Abdul Rahman Al-Rashid
Published — Tuesday 13 November 2012
Last update 13 November 2012 3:51 pm
Perhaps Assad will fall from his chair and the opposition will still be occupied by its differences over council leadership and chairs. Then the rebels would have taken the leadership to another realm. Or maybe the opposition abroad becomes fragmented into various categories and the liberated land ends up divided.
After the meeting in Oman, the Doha meeting partly covered up the cracks in the dam, but the large councils remain competing against each other. Time is running out for Syria and the risks are growing.
Riyadh Saif, a respected opposition member, presented a new political scheme that is up to the appropriate level. It sets out a clear framework of where should the opposition head toward, despite their hosts and adverse external pressures. But there is no value to the initiative without real concessions from all parties to work within the framework of one. They will represent a united entity that is a viable alternative political system.
Earlier, the Free National Council had the prime position in the opposition leadership abroad. However, this failed to accommodate multi-Syrian forces, which represent different sects. It became a semi-closed private club that had gatherings and other councils meetings until the Syrians in Istanbul awakened.
From the perspective of a distant observer, the days ahead will shape the future of Syria — and should they all agree, there would be a unified Syria. However, if differences remain, Syria would be divided, the revolution would fail, and possibly turn into a civil war.

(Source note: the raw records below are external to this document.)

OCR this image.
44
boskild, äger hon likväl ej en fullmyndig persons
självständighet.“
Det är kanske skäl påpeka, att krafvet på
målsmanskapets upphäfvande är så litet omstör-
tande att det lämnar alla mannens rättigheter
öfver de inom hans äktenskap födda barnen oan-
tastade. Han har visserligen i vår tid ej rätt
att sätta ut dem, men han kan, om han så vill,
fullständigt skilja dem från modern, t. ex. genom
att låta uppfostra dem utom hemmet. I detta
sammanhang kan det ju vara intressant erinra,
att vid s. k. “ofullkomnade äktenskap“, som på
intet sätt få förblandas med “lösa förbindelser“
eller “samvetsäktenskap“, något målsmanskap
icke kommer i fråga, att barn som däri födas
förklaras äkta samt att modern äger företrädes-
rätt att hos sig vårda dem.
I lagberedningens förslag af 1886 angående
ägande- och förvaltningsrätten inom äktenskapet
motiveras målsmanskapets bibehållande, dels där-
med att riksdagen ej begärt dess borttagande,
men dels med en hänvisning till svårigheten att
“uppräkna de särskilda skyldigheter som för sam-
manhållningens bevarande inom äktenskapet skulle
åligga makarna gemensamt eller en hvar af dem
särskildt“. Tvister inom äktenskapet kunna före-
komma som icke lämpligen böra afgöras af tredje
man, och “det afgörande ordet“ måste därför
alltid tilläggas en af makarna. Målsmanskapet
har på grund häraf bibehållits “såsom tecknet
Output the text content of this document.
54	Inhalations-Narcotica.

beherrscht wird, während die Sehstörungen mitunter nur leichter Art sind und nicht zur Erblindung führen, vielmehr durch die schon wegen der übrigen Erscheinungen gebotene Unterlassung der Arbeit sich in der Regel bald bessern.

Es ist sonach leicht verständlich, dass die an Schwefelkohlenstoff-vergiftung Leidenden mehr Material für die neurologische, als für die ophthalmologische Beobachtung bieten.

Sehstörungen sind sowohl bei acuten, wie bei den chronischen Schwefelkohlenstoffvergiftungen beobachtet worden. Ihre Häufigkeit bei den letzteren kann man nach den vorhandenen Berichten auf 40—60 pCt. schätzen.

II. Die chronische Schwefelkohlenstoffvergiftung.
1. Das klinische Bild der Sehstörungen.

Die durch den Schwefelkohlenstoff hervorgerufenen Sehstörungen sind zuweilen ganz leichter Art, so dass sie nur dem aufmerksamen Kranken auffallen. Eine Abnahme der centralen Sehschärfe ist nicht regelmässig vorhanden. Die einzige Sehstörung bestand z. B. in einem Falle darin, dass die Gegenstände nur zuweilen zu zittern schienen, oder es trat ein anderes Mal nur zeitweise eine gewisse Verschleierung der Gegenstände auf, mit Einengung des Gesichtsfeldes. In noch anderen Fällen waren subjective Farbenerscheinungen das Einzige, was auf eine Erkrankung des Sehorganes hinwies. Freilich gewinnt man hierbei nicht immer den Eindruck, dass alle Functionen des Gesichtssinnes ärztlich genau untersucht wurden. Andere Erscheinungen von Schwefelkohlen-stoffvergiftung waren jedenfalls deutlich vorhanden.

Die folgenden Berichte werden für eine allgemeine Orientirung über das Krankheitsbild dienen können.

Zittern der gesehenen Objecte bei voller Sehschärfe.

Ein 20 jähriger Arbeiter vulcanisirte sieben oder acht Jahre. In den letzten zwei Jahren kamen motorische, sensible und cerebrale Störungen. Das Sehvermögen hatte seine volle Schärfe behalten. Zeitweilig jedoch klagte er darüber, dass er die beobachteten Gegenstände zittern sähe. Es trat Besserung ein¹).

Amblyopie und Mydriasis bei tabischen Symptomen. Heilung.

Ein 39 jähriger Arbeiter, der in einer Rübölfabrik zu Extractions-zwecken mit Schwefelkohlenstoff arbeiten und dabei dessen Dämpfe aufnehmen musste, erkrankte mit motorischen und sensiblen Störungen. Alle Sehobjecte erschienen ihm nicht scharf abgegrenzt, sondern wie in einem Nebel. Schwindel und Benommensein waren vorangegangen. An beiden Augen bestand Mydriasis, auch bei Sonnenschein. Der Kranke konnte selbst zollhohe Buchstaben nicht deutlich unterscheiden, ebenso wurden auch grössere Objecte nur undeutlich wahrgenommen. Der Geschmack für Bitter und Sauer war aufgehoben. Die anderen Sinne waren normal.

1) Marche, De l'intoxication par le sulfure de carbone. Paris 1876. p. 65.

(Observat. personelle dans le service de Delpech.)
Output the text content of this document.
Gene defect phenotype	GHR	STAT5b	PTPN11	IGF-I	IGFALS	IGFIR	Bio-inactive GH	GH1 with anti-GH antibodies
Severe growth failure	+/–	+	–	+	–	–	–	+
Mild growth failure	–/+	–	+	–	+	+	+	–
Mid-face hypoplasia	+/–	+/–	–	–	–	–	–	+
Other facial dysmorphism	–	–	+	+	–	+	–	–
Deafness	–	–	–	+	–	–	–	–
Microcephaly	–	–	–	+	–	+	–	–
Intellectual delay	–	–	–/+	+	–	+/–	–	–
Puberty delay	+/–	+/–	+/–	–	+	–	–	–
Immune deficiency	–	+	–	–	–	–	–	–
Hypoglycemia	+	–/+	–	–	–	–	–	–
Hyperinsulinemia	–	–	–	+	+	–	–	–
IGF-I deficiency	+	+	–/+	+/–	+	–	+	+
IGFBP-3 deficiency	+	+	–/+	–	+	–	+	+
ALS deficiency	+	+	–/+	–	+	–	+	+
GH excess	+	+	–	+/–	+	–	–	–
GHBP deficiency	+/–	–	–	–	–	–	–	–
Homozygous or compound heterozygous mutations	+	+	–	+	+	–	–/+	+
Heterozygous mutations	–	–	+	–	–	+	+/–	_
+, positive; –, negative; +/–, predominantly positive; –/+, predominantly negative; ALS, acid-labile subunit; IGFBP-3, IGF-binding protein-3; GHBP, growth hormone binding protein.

Do those who sit in air-conditioned rooms realize the grave consequences of this equation for the future of their country because of them?
It is not credible to be blame key regional countries, as well as Western countries, when the opposition itself is stalling and refuses to sacrifice their interests in support of its people. Therefore, the general framework put forward by Riyadh Saif and Riyadh Hijaab remains the best option for all parties concerned if they accept the plan.
And as long as we are trying to understand the symptoms of the failure of the Syrian opposition, remember the history of the Iraqi opposition, which failed to topple Saddam’s regime between 1993 and 2003. Although they closed in on him, smashed most of the capacity of his forces, the application of the no-fly zone for two-thirds of Iraqi skies, and the success of the Kurds in the establishment of a liberated zone in the north, Saddam remained standing, while the opposition were arguing in hotel rooms, and blamed the West, skeptical and accusatory. So why did they not topple the butcher of Baghdad? They want others to do their job.
Of course, if the 9/11 incidents did not occur, perhaps Saddam would still be ruling Iraq today.
We cannot equate Iraq back then to the events in Syria today, but we can see common denominators between opponents: The blaming of others, preferring to narrow their interests, which are not necessarily personal, but nevertheless favoring factional interests over the interests of their country, which sits on the edge of the abyss.